Dunque, con il subentrare dell’etica degli affari e della responsabilità sociale dell’impresa, sono le aziende a prendere il posto dell’autorità statale. Il giudice Morosini concorda con le riflessioni maturate nel corso del dibattito e ribadisce la necessità di una più adeguata attenzione al problema sicurezza. «Da 15 anni - afferma - opero in un panorama in cui nonostante l’interesse a potenziare la sicurezza fisica, non è ancora garantita la sicurezza esistenziale, ossia il poter lavorare, frequentare scuole funzionanti o accedere a una sanità che renda un servizio dignitoso». In Sicilia c’è invece una fiscalità mafiosa capillare contro gli imprenditori che evolve dalle richieste di racket alle pretese di posti di lavoro per poter rispondere ai nuovi bisogni della gente e continuare il circolo vizioso di anomia e corruzione. «Per accordare i desiderata di Cosa nostra – continua il gup - bisogna avere un legame stretto con le istituzioni. Diffido dai politici che nel contrasto a Cosa nostra parlano di leggi repressive perché negli ultimi 25 anni abbiamo già raggiunto un alto livello legislativo». «Penso piuttosto che una corretta allocazione delle risorse – propone Morosini - sarebbe la soluzione migliore, considerando che ci sono settori pubblici in cui le forze sono sottodimensionate rispetto alle reali richieste. Ciò andrebbe unito a una formazione più specializzata sulle nuove commistioni tra mafia e imprenditoria e a una condotta che agisca ex ante nelle sanzioni penali».
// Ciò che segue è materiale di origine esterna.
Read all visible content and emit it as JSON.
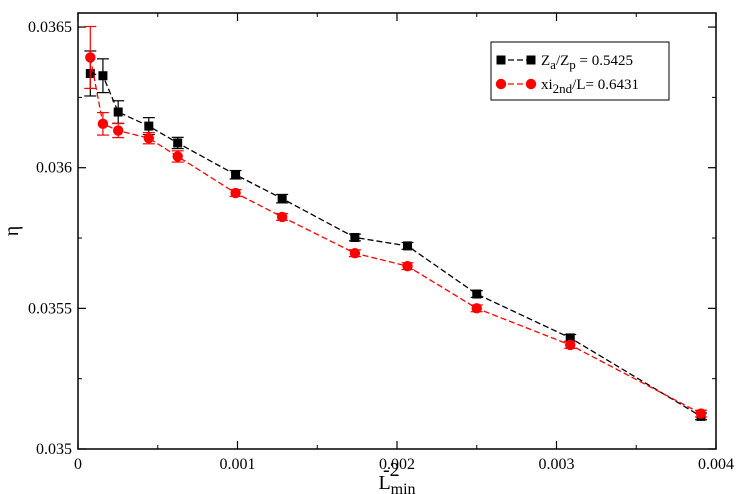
{
  "chart_data": {
    "type": "line",
    "xlabel": "L",
    "xlabel_sup": "-2",
    "xlabel_sub": "min",
    "ylabel": "η",
    "xlim": [
      0,
      0.004
    ],
    "ylim": [
      0.035,
      0.03655
    ],
    "x_ticks": [
      0,
      0.001,
      0.002,
      0.003,
      0.004
    ],
    "x_tick_labels": [
      "0",
      "0.001",
      "0.002",
      "0.003",
      "0.004"
    ],
    "y_ticks": [
      0.035,
      0.0355,
      0.036,
      0.0365
    ],
    "y_tick_labels": [
      "0.035",
      "0.0355",
      "0.036",
      "0.0365"
    ],
    "legend_position": "top-right",
    "series": [
      {
        "name": "Za/Zp = 0.5425",
        "legend_parts": [
          "Z",
          "a",
          "/Z",
          "p",
          " = 0.5425"
        ],
        "color": "#000000",
        "marker": "square",
        "line_style": "dashed",
        "x": [
          7.72e-05,
          0.0001563,
          0.000252,
          0.000444,
          0.000625,
          0.000988,
          0.00128,
          0.001736,
          0.002066,
          0.0025,
          0.003086,
          0.003906
        ],
        "y": [
          0.036335,
          0.036327,
          0.036198,
          0.036148,
          0.036088,
          0.035975,
          0.03589,
          0.035752,
          0.035722,
          0.035551,
          0.035395,
          0.035116
        ],
        "err": [
          8e-05,
          6e-05,
          4e-05,
          3e-05,
          2e-05,
          1.5e-05,
          1.5e-05,
          1.2e-05,
          1.2e-05,
          1.2e-05,
          1.2e-05,
          1.2e-05
        ]
      },
      {
        "name": "xi2nd/L= 0.6431",
        "legend_parts": [
          "xi",
          "2nd",
          "/L= 0.6431",
          "",
          ""
        ],
        "color": "#ff0000",
        "marker": "circle",
        "line_style": "dashed",
        "x": [
          7.72e-05,
          0.0001563,
          0.000252,
          0.000444,
          0.000625,
          0.000988,
          0.00128,
          0.001736,
          0.002066,
          0.0025,
          0.003086,
          0.003906
        ],
        "y": [
          0.036392,
          0.036156,
          0.036132,
          0.036105,
          0.03604,
          0.03591,
          0.035825,
          0.035696,
          0.03565,
          0.0355,
          0.03537,
          0.035126
        ],
        "err": [
          0.00011,
          4e-05,
          2.5e-05,
          2e-05,
          2e-05,
          1.2e-05,
          1.2e-05,
          1.2e-05,
          1.2e-05,
          1.2e-05,
          1.2e-05,
          1.2e-05
        ]
      }
    ]
  }
}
Inoltre, i giudici devono fare i conti con il sistema dell’informazione e con il costante rischio di strumentalizzazione nell’interpretazione delle decisioni rese. Maggiore trasparenza nelle sentenze e un linguaggio normativo più semplice sono gli espedienti suggeriti dal magistrato palermitano per arrivare a una comprensione condivisa di argomenti giuridici spesso ostici. «In fondo - conclude Morosini - la bontà dell’amministrazione dipende dai giudici ma anche dall’opinione pubblica che li sorveglia».